India yesterday commissioned its first home-built aircraft carrier as it seeks to counter regional rival China’s much larger and growing fleet, and expand its own indigenous shipbuilding capabilities.
The INS Vikrant, whose name is a Sanskrit word for “powerful” or “courageous,” is India’s second operational aircraft carrier, joining the Soviet-era INS Vikramaditya, which it purchased from Russia in 2004.
The new 262m carrier, designed by the Indian Navy and built at in Kochi, was launched by Indian Prime Minister Narendra Modi as part of the country’s commemoration of 75 years of independence from British rule.
Photo: AFP
More than just adding to the country’s naval capabilities, Modi stressed the importance of India now being only one of a handful of nations with an indigenous carrier program.
“It’s a historic day and landmark achievement,” Modi said. “It’s an example of the government’s thrust to make India’s defense sector self-reliant.”
The carrier is the largest warship to be built in the country, and can carry a crew of about 1,600 and operate a fleet of 30 aircraft, including fighter jets and helicopters, the navy said.
More than 75 percent of the new vessel’s components are indigenously procured, with half a dozen major industrial firms and more than 100 smaller businesses providing equipment and machinery, the Indian Ministry of Defense said.
A delay of six years caused a sixfold price overrun to 200 billion rupees (US$2.5 billion), defense experts have said.
The warship would be fully operational by the end of next year, after first undergoing landing trials with India’s Russian-made MiG-29K fighter aircraft.
India plans to equip the carrier with more than two dozen new fighters, with French-built Rafale-M fightes and US-built F/A-18 Block III Super Hornet jets being considered.
Until then, it would rely on the Russian aircraft borrowed from India’s other carrier, said Rahul Bedi, a defense expert.
In the past few years, China has expanded its presence into the Indian Ocean, the Western Pacific and beyond.

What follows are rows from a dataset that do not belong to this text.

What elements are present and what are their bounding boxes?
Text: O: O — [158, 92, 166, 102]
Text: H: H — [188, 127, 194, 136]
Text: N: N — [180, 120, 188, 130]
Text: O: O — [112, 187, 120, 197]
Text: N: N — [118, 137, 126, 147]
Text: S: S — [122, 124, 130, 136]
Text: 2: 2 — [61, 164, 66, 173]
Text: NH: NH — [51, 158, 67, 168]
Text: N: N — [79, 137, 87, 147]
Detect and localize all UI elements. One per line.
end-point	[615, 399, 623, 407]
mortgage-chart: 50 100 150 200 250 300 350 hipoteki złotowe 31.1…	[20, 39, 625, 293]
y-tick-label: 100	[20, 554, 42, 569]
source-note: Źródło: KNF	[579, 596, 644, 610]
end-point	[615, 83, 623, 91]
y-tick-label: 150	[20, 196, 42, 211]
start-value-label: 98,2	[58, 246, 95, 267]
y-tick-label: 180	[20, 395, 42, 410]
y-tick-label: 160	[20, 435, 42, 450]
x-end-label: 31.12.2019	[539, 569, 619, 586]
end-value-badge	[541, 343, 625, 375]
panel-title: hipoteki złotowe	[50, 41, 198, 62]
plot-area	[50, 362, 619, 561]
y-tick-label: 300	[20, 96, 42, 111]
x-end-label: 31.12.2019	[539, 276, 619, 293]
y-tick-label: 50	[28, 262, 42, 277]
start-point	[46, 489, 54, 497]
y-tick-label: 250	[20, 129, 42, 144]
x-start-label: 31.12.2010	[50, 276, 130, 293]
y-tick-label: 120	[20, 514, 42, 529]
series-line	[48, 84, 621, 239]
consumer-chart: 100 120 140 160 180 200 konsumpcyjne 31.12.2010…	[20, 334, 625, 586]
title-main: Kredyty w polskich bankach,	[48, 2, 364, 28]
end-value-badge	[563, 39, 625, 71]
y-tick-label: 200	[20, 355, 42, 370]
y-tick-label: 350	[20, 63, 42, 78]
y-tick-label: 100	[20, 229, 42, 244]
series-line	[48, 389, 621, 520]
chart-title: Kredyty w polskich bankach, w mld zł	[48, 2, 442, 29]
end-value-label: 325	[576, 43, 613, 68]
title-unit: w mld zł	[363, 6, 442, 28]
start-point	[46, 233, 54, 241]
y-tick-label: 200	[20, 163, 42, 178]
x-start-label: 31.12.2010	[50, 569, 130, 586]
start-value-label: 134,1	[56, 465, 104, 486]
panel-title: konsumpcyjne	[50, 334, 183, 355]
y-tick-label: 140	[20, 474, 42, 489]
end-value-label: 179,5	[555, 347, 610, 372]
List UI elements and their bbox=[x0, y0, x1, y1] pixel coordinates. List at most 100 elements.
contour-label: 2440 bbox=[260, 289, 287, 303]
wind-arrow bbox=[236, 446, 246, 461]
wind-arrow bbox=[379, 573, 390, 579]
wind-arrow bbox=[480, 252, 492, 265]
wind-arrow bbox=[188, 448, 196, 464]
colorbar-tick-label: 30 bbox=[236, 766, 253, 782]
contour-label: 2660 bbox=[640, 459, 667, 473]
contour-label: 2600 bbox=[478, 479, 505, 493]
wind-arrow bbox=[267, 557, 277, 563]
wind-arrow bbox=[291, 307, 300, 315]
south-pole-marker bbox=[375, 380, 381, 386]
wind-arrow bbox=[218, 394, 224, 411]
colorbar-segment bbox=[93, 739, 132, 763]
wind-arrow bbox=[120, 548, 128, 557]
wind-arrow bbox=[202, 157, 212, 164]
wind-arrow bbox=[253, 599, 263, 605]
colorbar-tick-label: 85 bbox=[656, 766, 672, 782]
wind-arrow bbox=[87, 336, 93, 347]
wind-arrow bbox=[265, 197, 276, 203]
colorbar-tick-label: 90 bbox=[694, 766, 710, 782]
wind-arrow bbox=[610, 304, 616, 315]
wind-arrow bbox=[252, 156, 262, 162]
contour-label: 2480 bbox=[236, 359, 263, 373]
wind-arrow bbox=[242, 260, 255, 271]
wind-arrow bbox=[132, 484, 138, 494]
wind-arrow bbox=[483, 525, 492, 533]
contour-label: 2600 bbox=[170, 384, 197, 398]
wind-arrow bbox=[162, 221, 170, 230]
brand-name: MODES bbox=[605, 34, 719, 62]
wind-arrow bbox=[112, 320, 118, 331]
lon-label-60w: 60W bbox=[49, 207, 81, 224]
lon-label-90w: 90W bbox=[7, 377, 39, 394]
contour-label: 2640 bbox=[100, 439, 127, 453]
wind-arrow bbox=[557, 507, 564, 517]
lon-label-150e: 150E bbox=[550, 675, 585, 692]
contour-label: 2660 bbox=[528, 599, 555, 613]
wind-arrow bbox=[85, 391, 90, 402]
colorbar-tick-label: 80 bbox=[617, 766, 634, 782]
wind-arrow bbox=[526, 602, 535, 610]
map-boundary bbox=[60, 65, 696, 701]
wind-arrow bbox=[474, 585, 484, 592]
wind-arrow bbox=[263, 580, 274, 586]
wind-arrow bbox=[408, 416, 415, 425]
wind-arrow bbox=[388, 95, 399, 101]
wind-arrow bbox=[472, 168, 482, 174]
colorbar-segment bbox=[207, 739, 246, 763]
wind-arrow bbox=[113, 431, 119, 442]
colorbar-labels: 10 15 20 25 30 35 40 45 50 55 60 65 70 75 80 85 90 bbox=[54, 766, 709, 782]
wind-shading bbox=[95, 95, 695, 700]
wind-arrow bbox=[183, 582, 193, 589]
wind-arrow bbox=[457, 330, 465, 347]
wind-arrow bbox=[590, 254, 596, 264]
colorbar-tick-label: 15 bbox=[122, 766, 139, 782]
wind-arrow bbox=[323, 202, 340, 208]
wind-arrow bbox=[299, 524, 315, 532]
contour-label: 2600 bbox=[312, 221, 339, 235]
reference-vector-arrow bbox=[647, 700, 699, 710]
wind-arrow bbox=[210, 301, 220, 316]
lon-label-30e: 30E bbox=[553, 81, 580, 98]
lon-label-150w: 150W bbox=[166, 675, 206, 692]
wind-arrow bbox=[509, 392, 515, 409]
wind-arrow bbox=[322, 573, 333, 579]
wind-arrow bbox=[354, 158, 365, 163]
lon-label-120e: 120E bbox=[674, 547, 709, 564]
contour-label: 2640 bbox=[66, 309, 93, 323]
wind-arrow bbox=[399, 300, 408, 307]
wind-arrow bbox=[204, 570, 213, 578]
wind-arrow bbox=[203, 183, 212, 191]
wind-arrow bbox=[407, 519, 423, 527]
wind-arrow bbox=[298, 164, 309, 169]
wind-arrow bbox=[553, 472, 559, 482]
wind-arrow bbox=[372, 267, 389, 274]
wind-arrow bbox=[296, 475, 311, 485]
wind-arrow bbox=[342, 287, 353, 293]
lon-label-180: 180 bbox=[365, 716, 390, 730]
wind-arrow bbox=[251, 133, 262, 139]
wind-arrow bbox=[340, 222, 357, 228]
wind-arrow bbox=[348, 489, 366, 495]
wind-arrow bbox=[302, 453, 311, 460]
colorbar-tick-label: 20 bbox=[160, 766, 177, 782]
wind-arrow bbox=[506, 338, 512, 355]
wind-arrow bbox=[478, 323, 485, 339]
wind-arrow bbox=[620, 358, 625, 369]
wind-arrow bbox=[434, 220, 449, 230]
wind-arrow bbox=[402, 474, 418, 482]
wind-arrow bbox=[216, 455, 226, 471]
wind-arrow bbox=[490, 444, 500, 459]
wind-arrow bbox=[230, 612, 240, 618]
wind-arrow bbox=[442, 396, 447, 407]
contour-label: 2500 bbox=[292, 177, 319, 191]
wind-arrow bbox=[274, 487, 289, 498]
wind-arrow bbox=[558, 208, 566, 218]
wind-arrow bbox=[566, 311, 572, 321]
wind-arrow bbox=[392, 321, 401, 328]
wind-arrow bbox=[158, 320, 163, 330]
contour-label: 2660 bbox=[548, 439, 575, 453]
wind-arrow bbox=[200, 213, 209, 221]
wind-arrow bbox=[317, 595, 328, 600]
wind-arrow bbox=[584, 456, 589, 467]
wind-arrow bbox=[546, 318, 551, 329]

Last month, it sailed a navy vessel to a Chinese-built port in Sri Lanka, despite security concerns from New Delhi about such a port call right off India’s coast.
Beijing called the visiting ship a research vessel, but it was widely believed to be a dual-use spy vessel that India feared could be used to surveil the region.
In response to concerns over China’s growing assertiveness, the Indian Navy last year sent four warships to Southeast Asia, the South China Sea and the Indo-Pacific region for joint exercises with the US, Japan and Australia.
Modi yesterday said security concerns in the Indo-Pacific region and the Indian Ocean have been ignored for too long.
“Today this area is a big defense priority of the country for us,” he said. “We are working in every direction, from increasing the budget for the navy to increasing its capacity.”